Except for scoring the game's first points, Pittsburgh trailed the rest of the first half and never regained the lead until Fields put the Panthers up 59-58 with 5:18 left with a layup after stealing a pass by Greg Gamble.
The teams traded leads twice then Pitt went ahead for good when Kendall hit two free throws with 4:31 left.
Gray grabbed two key rebounds down the stretch to preserve the victory.
His first came in his own end after Smith missed the second of two free throws. Fields then missed a 3-point shot at the other end, but Gray pulled down the rebound and was fouled.
He went 1-of-2 from the line to put the Panthers up 68-65 with 71 seconds remaining.
This was only Pitt's third game away from home, including an 86-67 season-opening win against Western Michigan at West Point.
"We showed composure and poise to come out and win this game," Fields said. "A lot of teams would've lost this game. I think it's a big win for us. ... We kept fighting and we got this win."

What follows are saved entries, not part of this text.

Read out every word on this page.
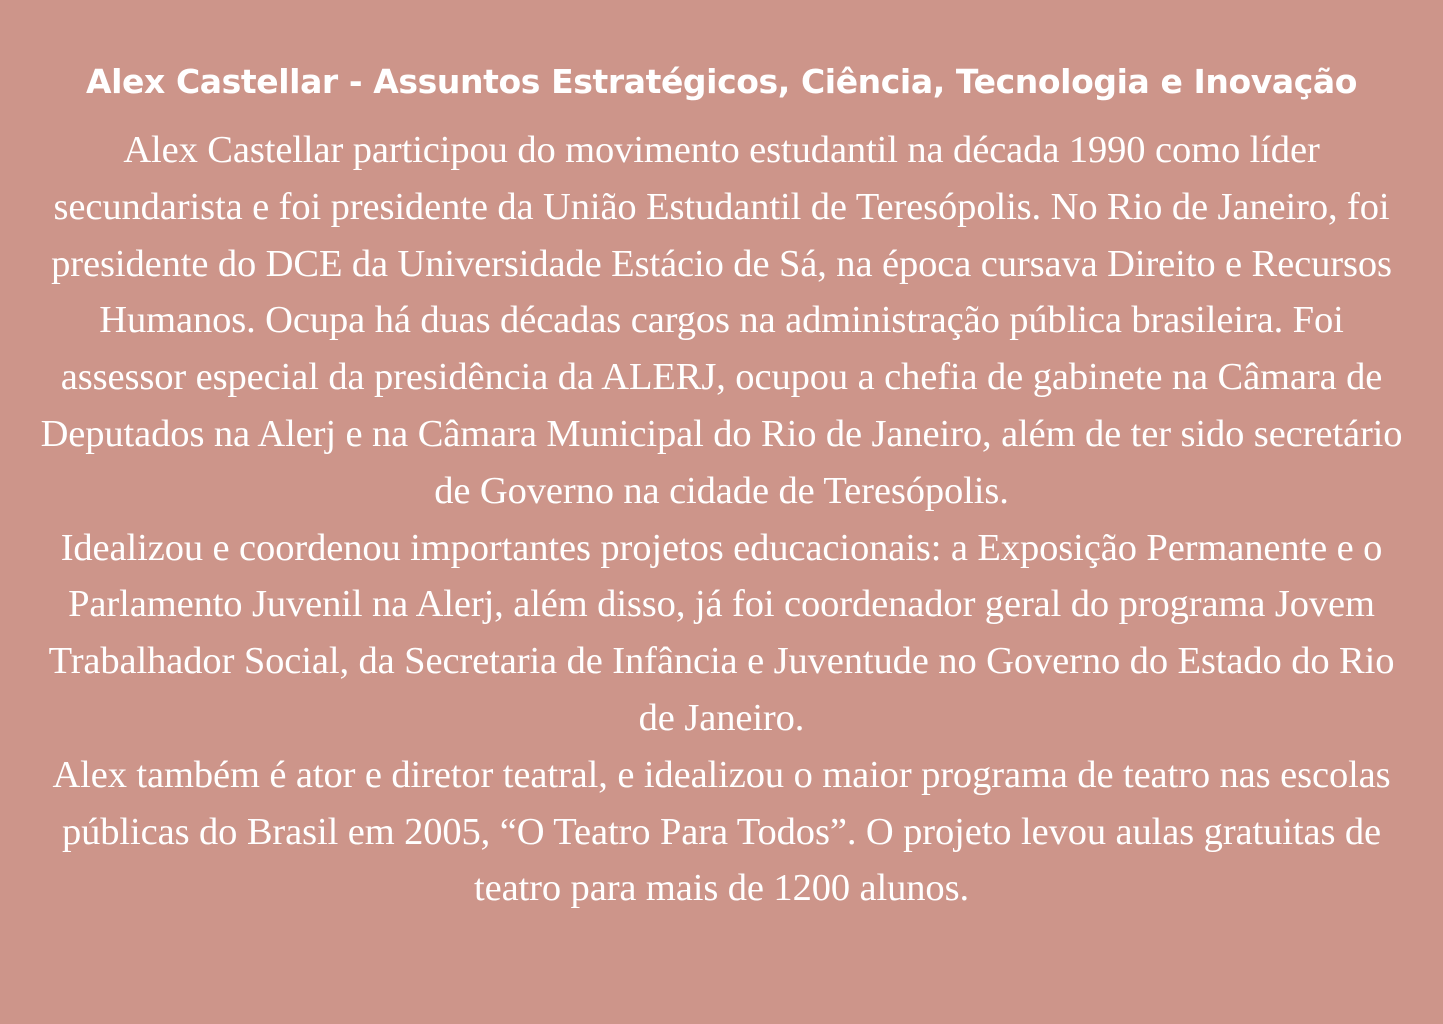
Alex Castellar - Assuntos Estratégicos, Ciência, Tecnologia e Inovação

Alex Castellar participou do movimento estudantil na década 1990 como líder secundarista e foi presidente da União Estudantil de Teresópolis. No Rio de Janeiro, foi presidente do DCE da Universidade Estácio de Sá, na época cursava Direito e Recursos Humanos. Ocupa há duas décadas cargos na administração pública brasileira. Foi assessor especial da presidência da ALERJ, ocupou a chefia de gabinete na Câmara de Deputados na Alerj e na Câmara Municipal do Rio de Janeiro, além de ter sido secretário de Governo na cidade de Teresópolis.

Idealizou e coordenou importantes projetos educacionais: a Exposição Permanente e o Parlamento Juvenil na Alerj, além disso, já foi coordenador geral do programa Jovem Trabalhador Social, da Secretaria de Infância e Juventude no Governo do Estado do Rio de Janeiro.

Alex também é ator e diretor teatral, e idealizou o maior programa de teatro nas escolas públicas do Brasil em 2005, “O Teatro Para Todos”. O projeto levou aulas gratuitas de teatro para mais de 1200 alunos.
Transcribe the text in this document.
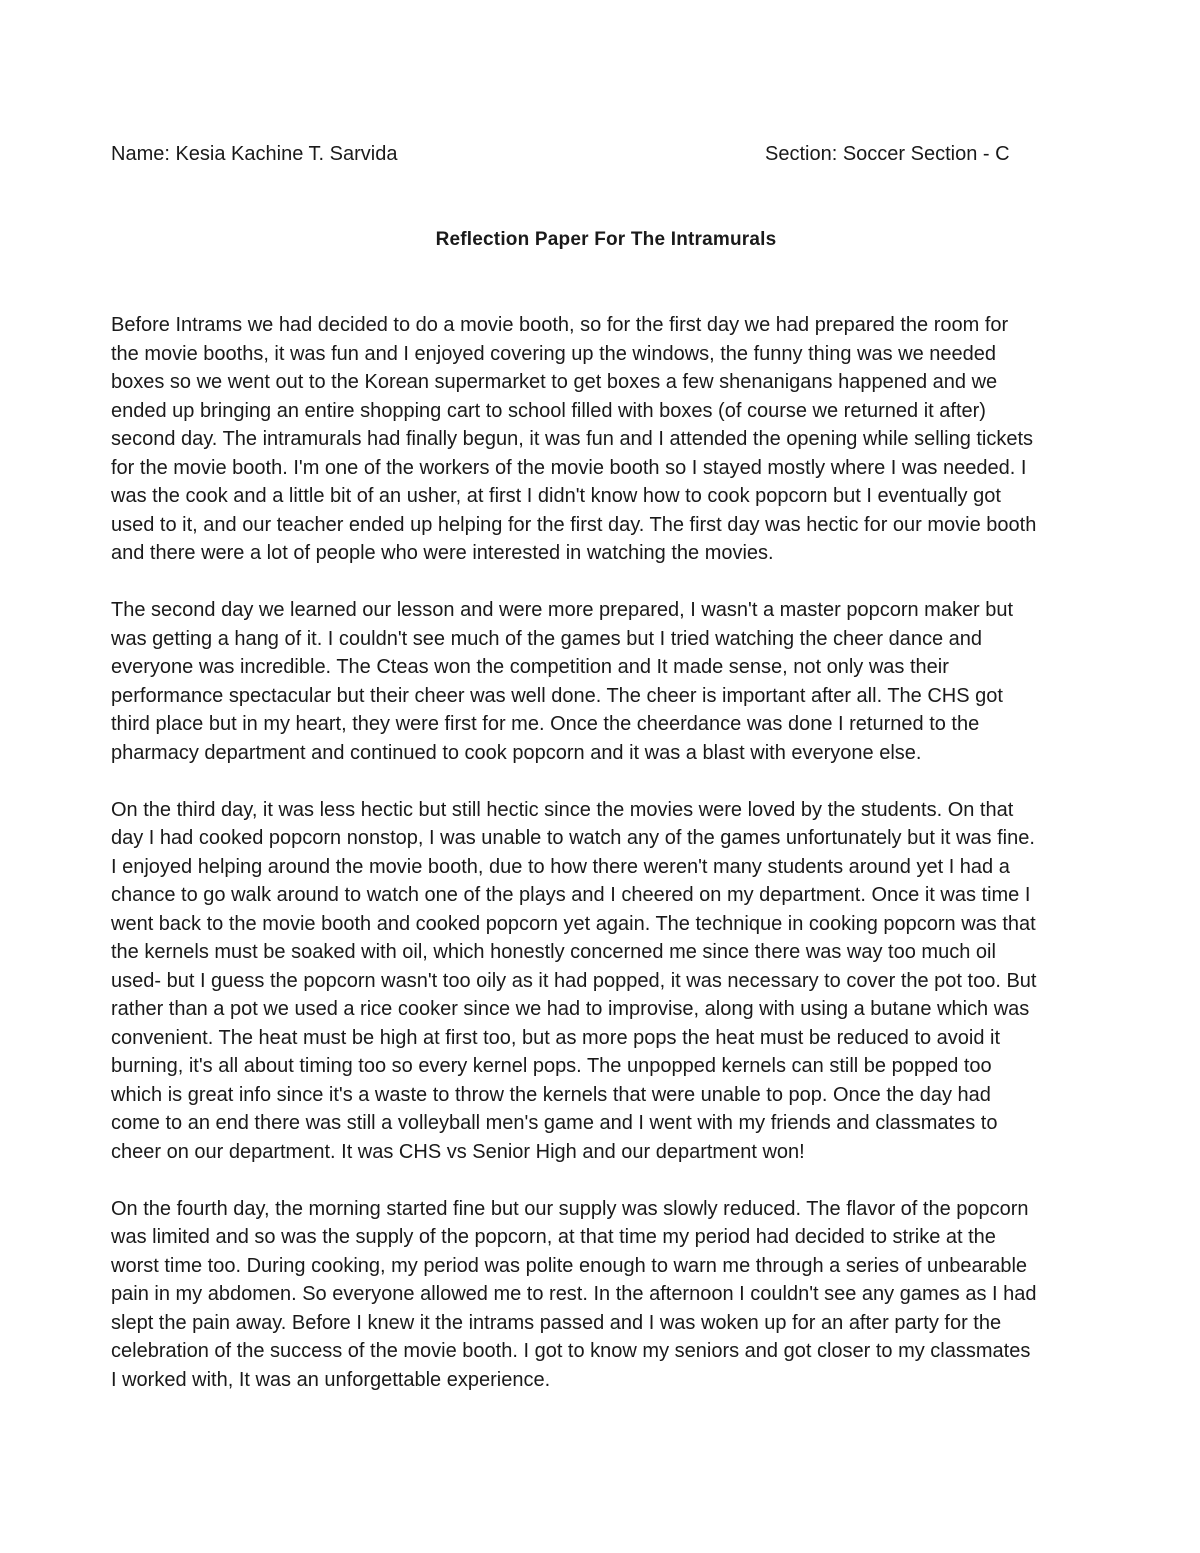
Name: Kesia Kachine T. Sarvida	Section: Soccer Section - C
Reflection Paper For The Intramurals

Before Intrams we had decided to do a movie booth, so for the first day we had prepared the room for
the movie booths, it was fun and I enjoyed covering up the windows, the funny thing was we needed
boxes so we went out to the Korean supermarket to get boxes a few shenanigans happened and we
ended up bringing an entire shopping cart to school filled with boxes (of course we returned it after)
second day. The intramurals had finally begun, it was fun and I attended the opening while selling tickets
for the movie booth. I'm one of the workers of the movie booth so I stayed mostly where I was needed. I
was the cook and a little bit of an usher, at first I didn't know how to cook popcorn but I eventually got
used to it, and our teacher ended up helping for the first day. The first day was hectic for our movie booth
and there were a lot of people who were interested in watching the movies.

The second day we learned our lesson and were more prepared, I wasn't a master popcorn maker but
was getting a hang of it. I couldn't see much of the games but I tried watching the cheer dance and
everyone was incredible. The Cteas won the competition and It made sense, not only was their
performance spectacular but their cheer was well done. The cheer is important after all. The CHS got
third place but in my heart, they were first for me. Once the cheerdance was done I returned to the
pharmacy department and continued to cook popcorn and it was a blast with everyone else.

On the third day, it was less hectic but still hectic since the movies were loved by the students. On that
day I had cooked popcorn nonstop, I was unable to watch any of the games unfortunately but it was fine.
I enjoyed helping around the movie booth, due to how there weren't many students around yet I had a
chance to go walk around to watch one of the plays and I cheered on my department. Once it was time I
went back to the movie booth and cooked popcorn yet again. The technique in cooking popcorn was that
the kernels must be soaked with oil, which honestly concerned me since there was way too much oil
used- but I guess the popcorn wasn't too oily as it had popped, it was necessary to cover the pot too. But
rather than a pot we used a rice cooker since we had to improvise, along with using a butane which was
convenient. The heat must be high at first too, but as more pops the heat must be reduced to avoid it
burning, it's all about timing too so every kernel pops. The unpopped kernels can still be popped too
which is great info since it's a waste to throw the kernels that were unable to pop. Once the day had
come to an end there was still a volleyball men's game and I went with my friends and classmates to
cheer on our department. It was CHS vs Senior High and our department won!

On the fourth day, the morning started fine but our supply was slowly reduced. The flavor of the popcorn
was limited and so was the supply of the popcorn, at that time my period had decided to strike at the
worst time too. During cooking, my period was polite enough to warn me through a series of unbearable
pain in my abdomen. So everyone allowed me to rest. In the afternoon I couldn't see any games as I had
slept the pain away. Before I knew it the intrams passed and I was woken up for an after party for the
celebration of the success of the movie booth. I got to know my seniors and got closer to my classmates
I worked with, It was an unforgettable experience.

With the win, the Panthers could chalk this up as an important lesson for a team that has eyes on a bigger goal come March. If Pitt is to go far in the NCAA tournament, it will have to learn how to win games on the road and in front of loud crowds.
"We learned a ton," Gray said. "When you go on the road in the Big East, in the tournament, you're going to face situations like this. It's a good experience for us."
The Bulls fell to 1-7 against Pitt, their only win coming in the teams' first meeting, 34-29 in 1917.